Dear A Christian. Yes councils are the final word for Christians to decide the teaching of the Scriptures and refute heresies. But when a pope of Rome is Orthodox, he should be listened to. He was still in the Orthodox Church until 1014 AD. The popes of Rome left Orthodoxy behind by saying "FILIOQUE". The Catholic Church was always orthodox in doctrine. So the Catholic Church of the East just began calling itself the Orthodox Church. The Catholic Church of the West began calling itself the Catholic Church. It claimed Rome alone was universal. Catholic. The East claimed that Rome was no longer Orthodox. The Orthodox Church is still the Catholic Church. The early Church did not have one leader who was considered unquestionable over the whole church of the apostles. St. Peter was a leader, nothing more. Not the final word. The Holy Spirit gave the final word in Acts 15 through all of the apostles in Christ together, including James and Peter and John, Andrew, etc. In Erie Scott Harrington
Wow, that's some twisted history brother, but I'm glad you acknowledged that councils are the ones that authoritively interpret with the guidance of the Holy Spirit or course, the teachings of the Church.

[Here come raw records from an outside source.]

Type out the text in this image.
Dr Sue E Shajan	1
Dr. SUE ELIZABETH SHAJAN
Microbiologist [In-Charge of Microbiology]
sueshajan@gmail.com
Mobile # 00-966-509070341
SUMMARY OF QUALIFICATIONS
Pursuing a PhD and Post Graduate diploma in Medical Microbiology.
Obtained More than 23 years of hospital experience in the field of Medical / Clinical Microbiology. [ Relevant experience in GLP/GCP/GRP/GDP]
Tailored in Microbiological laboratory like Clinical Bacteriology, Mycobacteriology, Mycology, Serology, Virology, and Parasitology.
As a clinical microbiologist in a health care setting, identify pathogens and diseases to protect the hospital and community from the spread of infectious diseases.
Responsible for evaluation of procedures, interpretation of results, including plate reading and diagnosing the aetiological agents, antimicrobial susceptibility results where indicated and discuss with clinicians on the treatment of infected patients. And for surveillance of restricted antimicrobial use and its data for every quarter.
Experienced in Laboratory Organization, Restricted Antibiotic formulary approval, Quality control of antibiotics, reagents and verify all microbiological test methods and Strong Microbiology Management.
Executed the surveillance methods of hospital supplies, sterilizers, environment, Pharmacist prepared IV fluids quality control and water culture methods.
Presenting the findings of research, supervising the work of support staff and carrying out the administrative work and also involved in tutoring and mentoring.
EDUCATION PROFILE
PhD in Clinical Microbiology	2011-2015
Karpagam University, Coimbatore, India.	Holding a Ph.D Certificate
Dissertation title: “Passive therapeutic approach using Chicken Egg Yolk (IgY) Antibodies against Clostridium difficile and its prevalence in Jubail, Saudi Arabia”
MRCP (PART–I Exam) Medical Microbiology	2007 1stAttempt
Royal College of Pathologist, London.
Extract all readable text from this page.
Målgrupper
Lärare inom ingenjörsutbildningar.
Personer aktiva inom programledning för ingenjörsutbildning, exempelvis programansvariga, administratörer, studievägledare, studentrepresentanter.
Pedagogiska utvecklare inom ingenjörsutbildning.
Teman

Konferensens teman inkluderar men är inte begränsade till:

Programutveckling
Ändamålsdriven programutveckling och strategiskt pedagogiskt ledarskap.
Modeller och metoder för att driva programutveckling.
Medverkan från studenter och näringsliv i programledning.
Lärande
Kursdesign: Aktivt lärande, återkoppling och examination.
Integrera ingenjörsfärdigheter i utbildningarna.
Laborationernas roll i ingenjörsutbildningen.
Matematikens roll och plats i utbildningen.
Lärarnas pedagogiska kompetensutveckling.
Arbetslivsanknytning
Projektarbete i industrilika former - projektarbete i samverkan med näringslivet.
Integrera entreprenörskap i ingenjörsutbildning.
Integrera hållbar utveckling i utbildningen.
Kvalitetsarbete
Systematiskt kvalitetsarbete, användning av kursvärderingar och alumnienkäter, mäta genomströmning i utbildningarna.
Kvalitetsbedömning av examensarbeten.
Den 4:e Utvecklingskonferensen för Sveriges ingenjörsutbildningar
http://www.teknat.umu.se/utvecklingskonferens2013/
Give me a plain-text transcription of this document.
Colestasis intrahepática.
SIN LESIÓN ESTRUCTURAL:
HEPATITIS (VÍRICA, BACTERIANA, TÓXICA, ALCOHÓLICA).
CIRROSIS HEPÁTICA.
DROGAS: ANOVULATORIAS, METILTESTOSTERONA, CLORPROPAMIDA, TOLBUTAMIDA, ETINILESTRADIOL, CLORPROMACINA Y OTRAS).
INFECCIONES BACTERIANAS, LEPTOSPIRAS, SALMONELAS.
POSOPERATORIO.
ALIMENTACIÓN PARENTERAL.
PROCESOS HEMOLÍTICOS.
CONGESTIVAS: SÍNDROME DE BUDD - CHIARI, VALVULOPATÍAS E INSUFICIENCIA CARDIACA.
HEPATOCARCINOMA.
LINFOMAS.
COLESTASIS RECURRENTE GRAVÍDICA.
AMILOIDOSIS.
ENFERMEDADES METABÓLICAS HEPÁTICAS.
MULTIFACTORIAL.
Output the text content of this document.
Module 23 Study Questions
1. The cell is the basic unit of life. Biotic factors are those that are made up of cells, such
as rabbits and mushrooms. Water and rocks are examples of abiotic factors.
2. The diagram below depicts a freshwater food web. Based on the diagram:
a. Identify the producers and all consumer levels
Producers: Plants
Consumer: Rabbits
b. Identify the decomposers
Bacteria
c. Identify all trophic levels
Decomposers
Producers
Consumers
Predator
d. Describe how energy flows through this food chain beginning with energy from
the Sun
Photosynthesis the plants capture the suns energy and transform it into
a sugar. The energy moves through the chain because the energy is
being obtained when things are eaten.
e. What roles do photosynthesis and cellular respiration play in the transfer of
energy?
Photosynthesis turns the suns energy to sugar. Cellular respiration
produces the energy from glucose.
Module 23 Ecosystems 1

Buy the way, the Catholic Church was calling itself the Catholic Church long before 1014 friend. See below:
Ignatius of Antioch
"Let no one do anything of concern to the Church without the bishop. Let that be considered a valid Eucharist which is celebrated by the bishop or by one whom he ordains [i.e., a presbyter]. Wherever the bishop appears, let the people be there; just as wherever Jesus Christ is, there is the Catholic Church" (Letter to the Smyrneans 8:2 [A.D. 110]).
The Martyrdom of Polycarp
"And of the elect, he was one indeed, the wonderful martyr Polycarp, who in our days was an apostolic and prophetic teacher, bishop of the Catholic Church in Smyrna. For every word which came forth from his mouth was fulfilled and will be fulfilled" (Martyrdom of Polycarp 16:2 [A.D. 155]).
The Muratorian Canon
"Besides these [letters of Paul] there is one to Philemon, and one to Titus, and two to Timothy, in affection and love, but nevertheless regarded as holy in the Catholic Church, in the ordering of churchly discipline. There is also one [letter] to the Laodiceans and another to the Alexandrians, forged under the name of Paul, in regard to the heresy of Marcion, and there are several others which cannot be received by the Church, for it is not suitable that gall be mixed with honey. The epistle of Jude, indeed, and the two ascribed to John are received by the Catholic Church (Muratorian fragment [A.D. 177]).
Tertullian
"Where was [the heretic] Marcion, that shipmaster of Pontus, the zealous student of Stoicism? Where was Valentinus, the disciple of Platonism? For it is evident that those men lived not so long ago—in the reign of Antonius for the most part—and that they at first were believers in the doctrine of the Catholic Church, in the church of Rome under the episcopate of the blessed Eleutherius, until on account of their ever restless curiosity, with which they even infected the brethren, they were more than once expelled" (Demurrer Against the Heretics 30 [A.D. 200]).